Joe Conason's Journal

Lieberman and Sharpton, the favorite Democrats of the Republican Party.

Published January 13, 2003 7:01PM (EST)

Two termites
As if any new spigots of pap were needed in the pre-presidential race, two more have opened up with Joe Lieberman gushing on the right and Al Sharpton gurgling on the "left." These two look like opposites, but only to the untrained eye. While both would resent the comparison, the paragons of public piety resemble each other in at least one crucial respect: Neither the New York preacher nor the Connecticut senator is a loyal Democrat. Each has sought publicity by undermining the party whose nomination they now seek.

Among those who expressed joy when Lieberman was nominated for vice president in 2000 was his friend William Bennett, the great Republican authority on the virtues of hypocrisy. On the evening of Lieberman's acceptance at the Democratic convention in Los Angeles, Bennett quipped: "As I walked down here, people said, are you on your way to make the nominating speech?" Bennett later attacked Lieberman for sounding soft on the right-wing positions they share, not a virtuous thing to do to a man he owed considerable gratitude. Until Lieberman became Gore's running mate, after all, he had lent crucial Democratic cover to Empower America, the partisan conservative think tank that serves as Bennett's Washington headquarters.

Lieberman's feeble performance in the "debate" against his good friend Dick Cheney (husband of Lieberman's Empower America pal Lynne Cheney) deflated Gore's momentum as Election Day approached. It is hard to say what he brought to the Democratic ticket in 2000, aside from representing the laudable historic "first" of a Jewish candidacy on a national ticket.

Now Lieberman says he will "rise above partisan politics to fight for what's right for the American people." That sounds like the usual political tripe, lifted from the same stylebook as "changing the tone." What he is more likely to do, before primary voters send him back to Stamford, is what the conservative Democrat always does: soften up the likely nominee for the Republicans.

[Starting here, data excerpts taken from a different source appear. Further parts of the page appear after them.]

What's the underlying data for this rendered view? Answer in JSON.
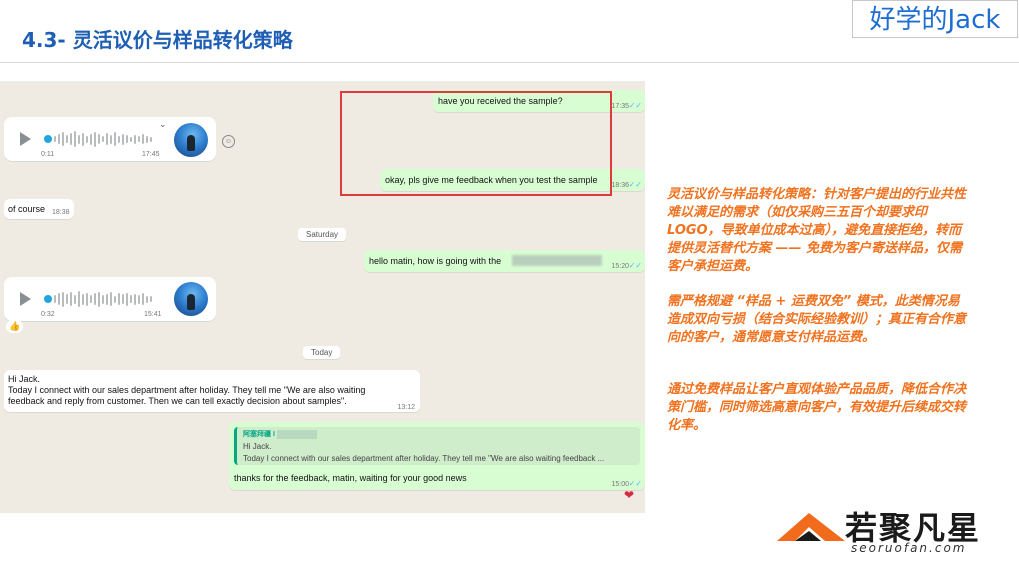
{
  "slide": {
    "title": "4.3- 灵活议价与样品转化策略",
    "brand_box": "好学的Jack"
  },
  "chat": {
    "messages": {
      "received_sample": {
        "text": "have you received the sample?",
        "time": "17:35"
      },
      "feedback_request": {
        "text": "okay, pls give me feedback when you test the sample",
        "time": "18:36"
      },
      "voice1": {
        "duration": "0:11",
        "time": "17:45"
      },
      "of_course": {
        "text": "of course",
        "time": "18:38"
      },
      "date_saturday": "Saturday",
      "hello_matin": {
        "text": "hello matin, how is going with the",
        "time": "15:20"
      },
      "voice2": {
        "duration": "0:32",
        "time": "15:41"
      },
      "reaction_thumb": "👍",
      "date_today": "Today",
      "hi_jack": {
        "line1": "Hi Jack.",
        "line2": "Today I connect with our sales department after holiday. They tell me \"We are also waiting",
        "line3": "feedback and reply from customer. Then we can tell exactly decision about samples\".",
        "time": "13:12"
      },
      "reply": {
        "quote_name": "阿塞拜疆 I",
        "quote_line1": "Hi Jack.",
        "quote_line2": "Today I connect with our sales department after holiday. They tell me \"We are also waiting feedback ...",
        "text": "thanks for the feedback, matin, waiting for your good news",
        "time": "15:00"
      },
      "reaction_heart": "❤"
    }
  },
  "notes": {
    "p1": "灵活议价与样品转化策略：针对客户提出的行业共性难以满足的需求（如仅采购三五百个却要求印 LOGO，导致单位成本过高），避免直接拒绝，转而提供灵活替代方案 —— 免费为客户寄送样品，仅需客户承担运费。",
    "p2": "需严格规避 “样品 + 运费双免” 模式，此类情况易造成双向亏损（结合实际经验教训）；真正有合作意向的客户，通常愿意支付样品运费。",
    "p3": "通过免费样品让客户直观体验产品品质，降低合作决策门槛，同时筛选高意向客户，有效提升后续成交转化率。"
  },
  "logo": {
    "name": "若聚凡星",
    "url": "seoruofan.com"
  },
  "colors": {
    "title_blue": "#1e5fb4",
    "note_orange": "#f1721f",
    "highlight_red": "#e03b3b",
    "chat_bg": "#efeae2",
    "outgoing_bubble": "#d9fdd3"
  }
}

As for Sharpton, his attitude toward Democrats has been equivocal, at best, ever since he sold his endorsement to Alfonse D'Amato in 1986. Tim Russert didn't mention that yesterday, although the NBC anchor touched on several reasons why the slimmed-down demagogue is such a ludicrous candidate. At one of the many, many press conferences that the Rev will enjoy in months to come, someone should ask him about that D'Amato incident. It's a funny story that he will surely tell well, if perhaps not with absolute candor. More recently, Sharpton played a destructive role in the 2001 mayoral race in New York, helping to deliver City Hall to the Republican Party instead of the progressive Democrat Mark Green. That wasn't such a funny story, and it is told very well, along with other aspects of Sharpton's strange political career, in this old Newsday analysis by Dan Janison.